While catatonia is a heterogenous condition with multiple etiologies and pathophysiologies, the innate neuroinflammatory cascade and consequent degradation of neuronal, synaptic, and white matter integrity may represent a final common pathway leading to excitatory-inhibitory imbalance in key neural networks involved in catatonia. For example, psychomotor features may result from dysfunction in the ACC/MCC/mPFC/CSTC circuit, which is essential for mediating motivation-to-movement pathways in collaboration with supplementary motor area (SMA)/Motor CSTC circuit. (Fricchione and Beach 2019; Hirjak et al. 2020) Meanwhile, abnormalities in emotion regulation and goal-directed behavior may result from disruption of the ACC/MCC transmodal zone, which is implicated in major psychiatric illnesses and especially prone to cytokine-mediated inflammation due to its proximity to the circumventricular blood-brain interface. (Ansell et al. 2012) Accordingly, microglial activation in the ACC may disturb synaptic functioning and contribute to the severity of disease states such as major depressive episodes, which can predispose to catatonia and feature prominent mood, psychomotor, and motivational deficits. (Setiawan et al. 2015; Hong 2013; Albrecht et al. 2019; Holmes et al. 2018) In this way, neuromedical insults, especially when compounded by second-hit of psychosocial stress, may initiate cellular and molecular immune processes that lead to alterations in neuronal structure and function resulting in the catatonia phenotype. (Anglin, Rosebush, and Mazurek 2010)

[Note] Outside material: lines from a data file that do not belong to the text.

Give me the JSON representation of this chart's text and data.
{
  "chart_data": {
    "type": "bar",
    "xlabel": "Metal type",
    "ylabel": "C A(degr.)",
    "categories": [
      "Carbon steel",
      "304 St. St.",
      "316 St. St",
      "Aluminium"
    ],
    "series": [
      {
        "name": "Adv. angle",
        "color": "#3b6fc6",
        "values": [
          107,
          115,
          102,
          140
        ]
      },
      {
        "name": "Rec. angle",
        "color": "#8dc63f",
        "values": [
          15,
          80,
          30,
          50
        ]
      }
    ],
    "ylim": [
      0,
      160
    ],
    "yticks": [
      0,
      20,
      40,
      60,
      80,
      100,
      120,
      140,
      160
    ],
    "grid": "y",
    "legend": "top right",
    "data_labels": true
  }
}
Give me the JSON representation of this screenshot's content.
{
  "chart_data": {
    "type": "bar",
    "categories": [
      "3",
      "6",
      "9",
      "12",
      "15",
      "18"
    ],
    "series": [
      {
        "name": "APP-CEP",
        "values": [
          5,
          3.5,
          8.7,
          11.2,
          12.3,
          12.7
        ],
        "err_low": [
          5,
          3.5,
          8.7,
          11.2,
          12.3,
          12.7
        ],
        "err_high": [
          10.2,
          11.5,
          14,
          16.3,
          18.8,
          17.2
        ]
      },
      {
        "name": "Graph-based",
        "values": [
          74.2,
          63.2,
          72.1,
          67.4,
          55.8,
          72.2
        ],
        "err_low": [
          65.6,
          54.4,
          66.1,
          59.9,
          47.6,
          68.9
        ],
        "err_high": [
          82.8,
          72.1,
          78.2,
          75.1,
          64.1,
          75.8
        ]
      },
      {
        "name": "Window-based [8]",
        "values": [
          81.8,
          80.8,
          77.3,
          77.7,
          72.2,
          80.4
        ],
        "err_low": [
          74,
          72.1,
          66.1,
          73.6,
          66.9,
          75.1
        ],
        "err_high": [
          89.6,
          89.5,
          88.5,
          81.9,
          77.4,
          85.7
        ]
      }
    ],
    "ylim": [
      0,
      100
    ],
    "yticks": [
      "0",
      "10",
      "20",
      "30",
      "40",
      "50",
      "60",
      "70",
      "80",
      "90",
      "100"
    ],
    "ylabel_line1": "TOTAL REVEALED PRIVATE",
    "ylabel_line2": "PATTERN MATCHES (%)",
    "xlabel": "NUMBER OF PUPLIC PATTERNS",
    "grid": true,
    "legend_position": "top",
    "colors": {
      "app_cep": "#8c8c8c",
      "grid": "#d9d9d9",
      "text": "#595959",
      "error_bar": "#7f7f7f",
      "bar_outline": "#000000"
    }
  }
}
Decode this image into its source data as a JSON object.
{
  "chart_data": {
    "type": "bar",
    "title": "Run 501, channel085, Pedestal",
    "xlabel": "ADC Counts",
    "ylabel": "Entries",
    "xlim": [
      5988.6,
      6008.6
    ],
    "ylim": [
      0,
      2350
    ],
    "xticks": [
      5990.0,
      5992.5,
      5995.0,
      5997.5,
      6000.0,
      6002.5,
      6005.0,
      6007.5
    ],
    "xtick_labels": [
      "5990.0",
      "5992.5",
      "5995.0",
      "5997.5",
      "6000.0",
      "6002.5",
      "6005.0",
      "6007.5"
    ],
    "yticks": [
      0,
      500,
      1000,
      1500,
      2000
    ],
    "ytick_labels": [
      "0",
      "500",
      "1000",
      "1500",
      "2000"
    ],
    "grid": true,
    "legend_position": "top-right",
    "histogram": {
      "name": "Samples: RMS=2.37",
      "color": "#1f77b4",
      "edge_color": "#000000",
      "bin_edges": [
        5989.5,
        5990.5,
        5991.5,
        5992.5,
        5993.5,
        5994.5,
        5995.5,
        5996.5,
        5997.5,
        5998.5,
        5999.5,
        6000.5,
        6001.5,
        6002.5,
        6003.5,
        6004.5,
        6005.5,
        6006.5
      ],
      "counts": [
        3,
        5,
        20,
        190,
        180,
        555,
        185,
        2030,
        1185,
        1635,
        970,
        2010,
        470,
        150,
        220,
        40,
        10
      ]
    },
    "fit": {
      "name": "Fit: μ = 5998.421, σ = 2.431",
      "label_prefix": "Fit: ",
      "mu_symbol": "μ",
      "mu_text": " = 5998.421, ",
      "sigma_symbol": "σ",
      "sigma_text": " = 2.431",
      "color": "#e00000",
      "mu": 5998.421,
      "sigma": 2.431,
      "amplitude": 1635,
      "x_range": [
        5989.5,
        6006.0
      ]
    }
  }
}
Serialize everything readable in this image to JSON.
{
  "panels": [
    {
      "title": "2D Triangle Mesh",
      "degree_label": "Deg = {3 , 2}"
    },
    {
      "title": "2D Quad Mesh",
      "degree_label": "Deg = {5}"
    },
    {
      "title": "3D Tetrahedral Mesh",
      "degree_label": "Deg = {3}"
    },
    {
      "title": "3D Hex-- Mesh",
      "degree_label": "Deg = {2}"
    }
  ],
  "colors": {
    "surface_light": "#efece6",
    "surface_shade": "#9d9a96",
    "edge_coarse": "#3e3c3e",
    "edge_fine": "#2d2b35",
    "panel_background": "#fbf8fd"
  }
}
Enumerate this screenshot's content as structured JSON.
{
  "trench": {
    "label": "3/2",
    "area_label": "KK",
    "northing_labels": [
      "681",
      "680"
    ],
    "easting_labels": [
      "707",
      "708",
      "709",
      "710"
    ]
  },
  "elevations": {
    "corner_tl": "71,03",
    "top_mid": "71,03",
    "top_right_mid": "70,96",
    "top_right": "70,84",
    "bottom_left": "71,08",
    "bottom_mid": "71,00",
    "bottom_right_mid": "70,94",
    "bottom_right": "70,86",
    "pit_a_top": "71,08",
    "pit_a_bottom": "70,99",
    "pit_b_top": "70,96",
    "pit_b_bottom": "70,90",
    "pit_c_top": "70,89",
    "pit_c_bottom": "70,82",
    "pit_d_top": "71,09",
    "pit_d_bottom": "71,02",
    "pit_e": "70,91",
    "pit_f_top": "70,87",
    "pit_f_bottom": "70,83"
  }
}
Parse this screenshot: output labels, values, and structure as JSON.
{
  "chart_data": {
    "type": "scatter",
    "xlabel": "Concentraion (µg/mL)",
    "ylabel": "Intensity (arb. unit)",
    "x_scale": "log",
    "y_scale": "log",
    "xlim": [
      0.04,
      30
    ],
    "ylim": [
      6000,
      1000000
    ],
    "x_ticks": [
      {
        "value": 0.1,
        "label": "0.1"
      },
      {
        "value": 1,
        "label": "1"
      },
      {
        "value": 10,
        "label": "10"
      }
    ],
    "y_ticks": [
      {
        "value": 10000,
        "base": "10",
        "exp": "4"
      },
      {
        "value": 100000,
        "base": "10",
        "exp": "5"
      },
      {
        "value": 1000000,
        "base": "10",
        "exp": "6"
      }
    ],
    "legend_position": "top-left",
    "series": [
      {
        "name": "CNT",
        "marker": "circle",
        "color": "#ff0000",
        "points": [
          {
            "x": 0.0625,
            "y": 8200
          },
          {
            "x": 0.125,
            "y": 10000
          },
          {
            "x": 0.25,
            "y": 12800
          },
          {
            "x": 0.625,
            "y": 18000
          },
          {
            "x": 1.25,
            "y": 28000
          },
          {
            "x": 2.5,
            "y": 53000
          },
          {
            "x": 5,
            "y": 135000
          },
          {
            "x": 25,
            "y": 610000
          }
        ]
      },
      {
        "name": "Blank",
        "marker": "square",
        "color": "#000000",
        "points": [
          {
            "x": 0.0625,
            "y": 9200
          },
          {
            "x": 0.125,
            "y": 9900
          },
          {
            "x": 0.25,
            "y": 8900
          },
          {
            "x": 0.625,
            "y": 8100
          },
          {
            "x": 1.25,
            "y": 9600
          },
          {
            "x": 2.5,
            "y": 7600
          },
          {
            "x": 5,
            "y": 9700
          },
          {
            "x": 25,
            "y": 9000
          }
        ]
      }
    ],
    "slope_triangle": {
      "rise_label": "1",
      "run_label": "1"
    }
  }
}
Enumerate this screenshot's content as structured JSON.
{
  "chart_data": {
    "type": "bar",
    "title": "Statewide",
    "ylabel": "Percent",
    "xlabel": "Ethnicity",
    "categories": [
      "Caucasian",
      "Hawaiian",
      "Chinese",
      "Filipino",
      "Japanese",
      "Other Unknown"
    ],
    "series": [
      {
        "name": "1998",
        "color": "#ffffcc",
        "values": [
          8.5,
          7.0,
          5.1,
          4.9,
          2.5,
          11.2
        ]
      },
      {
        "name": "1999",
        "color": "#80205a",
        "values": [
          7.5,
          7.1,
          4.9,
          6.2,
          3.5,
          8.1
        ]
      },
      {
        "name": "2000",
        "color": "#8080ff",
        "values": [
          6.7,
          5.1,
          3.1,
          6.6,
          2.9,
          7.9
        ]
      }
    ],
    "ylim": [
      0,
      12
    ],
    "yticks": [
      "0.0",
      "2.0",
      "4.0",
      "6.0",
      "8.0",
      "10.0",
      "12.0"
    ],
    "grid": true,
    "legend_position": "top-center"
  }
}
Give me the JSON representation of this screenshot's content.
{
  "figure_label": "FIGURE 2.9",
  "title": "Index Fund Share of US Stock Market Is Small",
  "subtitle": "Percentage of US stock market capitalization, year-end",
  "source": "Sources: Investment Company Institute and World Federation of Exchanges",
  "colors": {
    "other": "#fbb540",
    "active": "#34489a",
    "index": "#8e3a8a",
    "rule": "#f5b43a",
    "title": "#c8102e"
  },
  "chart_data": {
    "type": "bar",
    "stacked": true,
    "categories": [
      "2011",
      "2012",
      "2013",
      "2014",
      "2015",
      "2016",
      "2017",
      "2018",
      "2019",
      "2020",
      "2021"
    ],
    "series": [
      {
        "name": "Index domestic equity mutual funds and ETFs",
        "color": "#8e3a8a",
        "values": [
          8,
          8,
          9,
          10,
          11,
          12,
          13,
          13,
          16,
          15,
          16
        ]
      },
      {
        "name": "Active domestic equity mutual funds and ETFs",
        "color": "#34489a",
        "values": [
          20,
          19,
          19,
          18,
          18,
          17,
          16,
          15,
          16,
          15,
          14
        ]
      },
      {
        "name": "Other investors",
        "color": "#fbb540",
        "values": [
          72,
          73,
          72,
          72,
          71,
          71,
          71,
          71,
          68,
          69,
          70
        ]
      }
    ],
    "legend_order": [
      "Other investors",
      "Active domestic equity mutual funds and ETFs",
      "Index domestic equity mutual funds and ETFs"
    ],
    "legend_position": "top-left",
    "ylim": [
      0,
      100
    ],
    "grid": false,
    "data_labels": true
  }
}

In light of the above, psychogenic catatonia risk may be perceived as a toxic stress-induced allostatic overload state leading to the microglial/macrophage activation and the incitement of mitochondrial distress associated with excessive DAMP-induced neuroinflammation and selective neuronal vulnerability. We speculate that the final common pathway nature of the catatonia, emerging as a result of psychogenic or neuromedical catatonias, has its origin in an evolutionarily preserved immune cell threat response system—the cGAS-STING pathway—which may respond with neurogenic neuroinflammation to both PAMPS and DAMPS. In vulnerable subjects, psychogenic stressors and/or neuromedical insults can lead to this final common pathway with the psychomotor cortico-striato-thalamo-cortical ramifications we recognize as catatonia. Future studies using Single Cell RNA Sequencing of macrophages and 18 kDa translocator protein (TSPO) positron emission tomography of microglial cells may be helpful in evaluating this hypothesis.